Вновь и вновь восхищает Павлика унизанная монетами диадема чувашки, дукаты и рубли малороссиянки, красные и синие бусы, стеклярус металлического оттенка, горячие ленты, яркие маки, мальвы и георгины ее веночка.
Павлик смотрит на девушку Крайнего Севера. В ее косу вплетен малюсенький колокольчик: «Динь-ди-лень — ищи меня». И другая картинка: густая, как сито веялки, сетка из конского волоса закрывает лицо узбечки. «Невидимая — вижу тебя».
Мама Цецильхен раздевает и укладывает Павлика. Он заснул, спит, и у его кроватки — мазанки и сакли, чумы и яранги. По горнице на тихих копытах и копытцах ходят верблюды и ослики. Не стучат когтями пастушьи овчарки, охотничьи и рабочие лайки.
А люди в разнообразных тяжелых и легких нарядах заняты привычным промыслом и ремеслом. Этот пестует гранатовое деревце, а тот ставит ловушку на соболя; тот — резчик по алебастру, а этот — златокузнец. И так приоткрывается Павлику родина от Холодного моря, куда с их Станции бегают вагончики, до границ с Персией, где папины лепрозории, от острова Сахалина, куда папа собирается к каторжанам (побывал же у каторжан врач Чехов), до университетского города на Юго-Западе, откуда муж тети Ани — профессор — присылает на первый взгляд скучные, а потом смотри — не насмотришься книги, и где живет героиня романа — маленькая Машутка.
13
Прежде чем сказать о Юго-Западе и Машутке, необходимо познакомиться с Машуткиной родней.
Прошу любить и жаловать: бабушка — Агафья Емельяновна и дедушка — Ираклий Александрович.
Их имена и отчества совпадают с именами и отчествами Усковых — коменданта и комендантши Новопетровского укрепления на Мангышлаке, опекавших Шевченко, но это лишь совпадение, хотя и позволяющее предполагать у бабушки и дедушки симпатичные черты русских отличных людей.
А вот — их дочка.
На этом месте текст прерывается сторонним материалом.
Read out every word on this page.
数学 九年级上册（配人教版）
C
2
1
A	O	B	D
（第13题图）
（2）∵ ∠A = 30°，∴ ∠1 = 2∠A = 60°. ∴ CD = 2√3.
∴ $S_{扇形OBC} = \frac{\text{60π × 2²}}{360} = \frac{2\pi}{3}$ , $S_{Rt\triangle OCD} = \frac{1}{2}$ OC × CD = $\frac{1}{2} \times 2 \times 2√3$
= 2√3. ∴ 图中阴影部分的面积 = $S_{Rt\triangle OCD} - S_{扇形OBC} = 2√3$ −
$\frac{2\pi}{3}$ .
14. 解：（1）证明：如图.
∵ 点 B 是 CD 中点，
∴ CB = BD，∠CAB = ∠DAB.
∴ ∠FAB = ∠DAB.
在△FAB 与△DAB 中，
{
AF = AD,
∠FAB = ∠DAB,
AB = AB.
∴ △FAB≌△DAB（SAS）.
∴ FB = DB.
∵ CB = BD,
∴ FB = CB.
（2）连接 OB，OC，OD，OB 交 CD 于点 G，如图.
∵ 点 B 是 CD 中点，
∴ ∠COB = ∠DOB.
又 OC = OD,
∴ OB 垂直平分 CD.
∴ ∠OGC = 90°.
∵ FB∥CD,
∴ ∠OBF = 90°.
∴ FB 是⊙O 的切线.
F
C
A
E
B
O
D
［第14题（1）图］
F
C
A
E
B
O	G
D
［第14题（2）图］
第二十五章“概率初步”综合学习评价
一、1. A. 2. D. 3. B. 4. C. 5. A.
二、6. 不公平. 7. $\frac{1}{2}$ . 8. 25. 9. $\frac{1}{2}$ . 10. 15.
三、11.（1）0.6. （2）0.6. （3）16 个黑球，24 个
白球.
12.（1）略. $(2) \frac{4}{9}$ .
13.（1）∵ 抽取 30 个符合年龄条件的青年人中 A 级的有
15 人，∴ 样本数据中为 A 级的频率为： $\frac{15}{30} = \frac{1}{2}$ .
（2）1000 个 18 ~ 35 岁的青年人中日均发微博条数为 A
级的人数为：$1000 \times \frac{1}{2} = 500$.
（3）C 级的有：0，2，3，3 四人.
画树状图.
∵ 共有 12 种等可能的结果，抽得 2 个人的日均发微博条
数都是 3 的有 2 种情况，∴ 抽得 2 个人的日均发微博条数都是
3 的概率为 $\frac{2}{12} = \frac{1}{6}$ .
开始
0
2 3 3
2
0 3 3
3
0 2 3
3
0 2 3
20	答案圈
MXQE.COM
Глаза у нее большее и, как мне кажется, прелестные.
— Варенька, дай ручку читателю, не эту — правую…
Повествование застает бабушку, дедушку и Вареньку на восточных берегах Каспия, откуда первые рельсы уходят в пустыню.
Бабушка и дедушка ведут железную дорогу вдоль развалин мечетей и мавзолеев, от воды к воде, от готового иссякнуть колодца к исчезающей речке, от оазиса к оазису — точнее, дедушка со своей партией продвигается вперед, а бабушка с дочкой Варей и кухаркой Фросей догоняет дедушку.